Flüchtlinge müssen in dem Land Asyl beantragen, in dem sie in die EU einreisen. Der Attentäter von Ansbach sollte deshalb nach Bulgarien abgeschoben werden. Den Bescheid bekam er zwölf Tage vor der Tat.
Bayerns Innenminister Herrmann auf einer Pressekonferenz in Ansbach

Bayerns Innenminister Herrmann auf einer Pressekonferenz in Ansbach

Foto: Daniel Karmann/ dpa
Der schnelle Überblick

• Mohammad Daleel, 27, hat am Sonntagabend bei einem Musikfestival im fränkischen Ansbach eine Splitterbombe gezündet und sich damit selbst getötet.

• 15 Personen wurden verletzt, vier von ihnen schwer.

• Der Syrer Daleel hatte 2014 Asyl in Deutschland beantragt, der Antrag wurde abgelehnt. Er lebte mit einer Duldung in Ansbach.

• Ein Video auf Daleels Handy zeigt einen Vermummten, der Daleel sein soll. Er droht mit einem Anschlag "im Namen Allahs" und bekennt sich zum "Islamischen Staat".

• Die Bundesanwaltschaft hat die Ermittlungen wegen Terrorverdachts an sich gezogen.

Der Attentäter von Ansbach hat nach Angaben des bayerischen Innenministers Joachim Herrmann (CSU) kurz vor seiner Tat eine Abschiebeanordnung erhalten. Ob diese Anordnung die Attentatsabsicht beschleunigt habe, sei im Moment aber Spekulation, sagte Herrmann am Montag in der ARD.

Der 27-Jährige Syrer Mohammad Daleel , der sich am Sonntagabend mit einem Sprengsatz selbst getötet hatte und dabei 15 Menschen verletzte, sollte nach Bulgarien abgeschoben werden.

Der Flüchtling war offenbar in Bulgarien in die EU eingereist und dort als Asylbewerber registriert worden. Später reiste er nach Deutschland weiter, doch das Bundesamt für Migration und Flüchtlinge (Bamf) lehnte seinen Asylantrag gemäß der Dublin-Verordnung ab und ordnete seine Rückkehr nach Bulgarien an.
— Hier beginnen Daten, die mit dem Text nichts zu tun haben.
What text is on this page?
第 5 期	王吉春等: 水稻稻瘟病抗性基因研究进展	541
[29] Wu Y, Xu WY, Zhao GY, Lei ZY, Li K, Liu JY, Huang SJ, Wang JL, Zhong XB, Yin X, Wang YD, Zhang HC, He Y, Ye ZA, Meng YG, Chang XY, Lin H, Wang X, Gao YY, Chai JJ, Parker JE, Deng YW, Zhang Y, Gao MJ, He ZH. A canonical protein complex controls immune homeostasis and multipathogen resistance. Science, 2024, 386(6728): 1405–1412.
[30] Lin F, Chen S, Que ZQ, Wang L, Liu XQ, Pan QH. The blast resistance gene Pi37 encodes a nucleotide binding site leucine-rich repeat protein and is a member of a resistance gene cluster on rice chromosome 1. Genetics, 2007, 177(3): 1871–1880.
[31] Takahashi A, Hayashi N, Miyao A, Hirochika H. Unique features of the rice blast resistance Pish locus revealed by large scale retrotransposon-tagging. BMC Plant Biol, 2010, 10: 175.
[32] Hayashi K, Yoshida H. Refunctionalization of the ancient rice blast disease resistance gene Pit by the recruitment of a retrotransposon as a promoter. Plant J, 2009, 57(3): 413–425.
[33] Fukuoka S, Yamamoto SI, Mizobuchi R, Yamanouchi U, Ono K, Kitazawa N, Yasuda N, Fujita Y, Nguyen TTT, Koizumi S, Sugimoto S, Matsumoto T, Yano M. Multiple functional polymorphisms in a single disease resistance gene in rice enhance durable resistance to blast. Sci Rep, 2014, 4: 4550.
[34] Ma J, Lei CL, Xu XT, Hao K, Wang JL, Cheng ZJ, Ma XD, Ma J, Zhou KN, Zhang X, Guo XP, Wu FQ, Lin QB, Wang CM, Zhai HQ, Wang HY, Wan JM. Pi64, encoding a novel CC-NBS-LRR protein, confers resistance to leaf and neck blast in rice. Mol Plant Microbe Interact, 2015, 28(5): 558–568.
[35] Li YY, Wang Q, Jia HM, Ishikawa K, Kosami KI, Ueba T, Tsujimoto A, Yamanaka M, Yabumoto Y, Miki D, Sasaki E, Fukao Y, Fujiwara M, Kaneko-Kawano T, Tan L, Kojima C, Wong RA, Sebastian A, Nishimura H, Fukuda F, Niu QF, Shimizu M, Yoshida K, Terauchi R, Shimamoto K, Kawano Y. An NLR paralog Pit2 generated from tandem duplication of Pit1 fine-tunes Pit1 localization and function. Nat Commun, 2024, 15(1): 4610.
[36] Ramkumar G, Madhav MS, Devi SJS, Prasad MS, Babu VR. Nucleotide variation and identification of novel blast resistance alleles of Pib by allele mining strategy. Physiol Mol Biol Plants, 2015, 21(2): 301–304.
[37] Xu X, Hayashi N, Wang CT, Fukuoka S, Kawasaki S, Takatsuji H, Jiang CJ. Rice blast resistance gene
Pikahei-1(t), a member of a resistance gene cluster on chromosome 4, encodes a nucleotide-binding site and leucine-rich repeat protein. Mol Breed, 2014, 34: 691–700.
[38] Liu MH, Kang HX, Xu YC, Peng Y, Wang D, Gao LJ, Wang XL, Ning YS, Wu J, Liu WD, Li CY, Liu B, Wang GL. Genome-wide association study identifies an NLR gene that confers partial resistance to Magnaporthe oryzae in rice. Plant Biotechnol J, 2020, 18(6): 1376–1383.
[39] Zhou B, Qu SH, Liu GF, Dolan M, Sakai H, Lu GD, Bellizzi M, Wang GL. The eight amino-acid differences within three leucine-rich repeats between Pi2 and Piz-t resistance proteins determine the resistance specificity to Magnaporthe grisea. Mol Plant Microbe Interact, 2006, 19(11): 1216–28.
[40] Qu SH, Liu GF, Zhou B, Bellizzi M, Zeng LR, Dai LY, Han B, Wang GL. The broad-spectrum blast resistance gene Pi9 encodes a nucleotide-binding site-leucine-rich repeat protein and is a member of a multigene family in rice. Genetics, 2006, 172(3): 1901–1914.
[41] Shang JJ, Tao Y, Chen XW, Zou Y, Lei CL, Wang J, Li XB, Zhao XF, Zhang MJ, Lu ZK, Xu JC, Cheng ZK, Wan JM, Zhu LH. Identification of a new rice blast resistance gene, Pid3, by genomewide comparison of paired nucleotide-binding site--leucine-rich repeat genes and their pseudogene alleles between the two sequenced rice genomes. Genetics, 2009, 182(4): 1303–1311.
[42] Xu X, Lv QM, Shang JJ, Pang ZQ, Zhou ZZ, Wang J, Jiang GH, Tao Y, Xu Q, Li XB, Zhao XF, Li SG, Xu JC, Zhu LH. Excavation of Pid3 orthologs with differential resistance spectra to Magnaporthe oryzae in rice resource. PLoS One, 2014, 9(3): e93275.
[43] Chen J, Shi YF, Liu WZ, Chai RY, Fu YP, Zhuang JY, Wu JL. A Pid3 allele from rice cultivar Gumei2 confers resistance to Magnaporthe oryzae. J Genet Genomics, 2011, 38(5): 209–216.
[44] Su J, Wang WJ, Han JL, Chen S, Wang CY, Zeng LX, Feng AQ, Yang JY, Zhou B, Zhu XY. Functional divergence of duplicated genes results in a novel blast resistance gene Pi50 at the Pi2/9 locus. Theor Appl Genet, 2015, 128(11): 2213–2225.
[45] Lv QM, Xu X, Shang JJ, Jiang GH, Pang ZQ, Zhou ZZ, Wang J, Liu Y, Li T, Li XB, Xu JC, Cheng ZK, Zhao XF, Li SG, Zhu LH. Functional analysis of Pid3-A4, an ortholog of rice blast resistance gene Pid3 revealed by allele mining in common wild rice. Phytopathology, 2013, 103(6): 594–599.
Ein Verwaltungsgericht habe die Entscheidung bestätigt, so Herrmann.

Das sogenannte Dublin-Abkommen der EU sieht vor, dass Flüchtlinge in dem Land Asyl beantragen müssen, in dem sie zuerst europäischen Boden betreten.

Seehofer fordert härtere Abschiebepraxis

Das Bamf habe dann aber selbst die Abschiebeanordnung wieder aufgehoben, wohl wegen gesundheitlicher Probleme des jungen Mannes. Vor zwölf Tagen habe das Bamf dann neuerlich eine Abschiebung nach Bulgarien unter dem sogenannten Dublin-Verfahren angeordnet, sagte Herrmann. Die Anordnung wäre innerhalb von 30 Tagen zu vollziehen gewesen.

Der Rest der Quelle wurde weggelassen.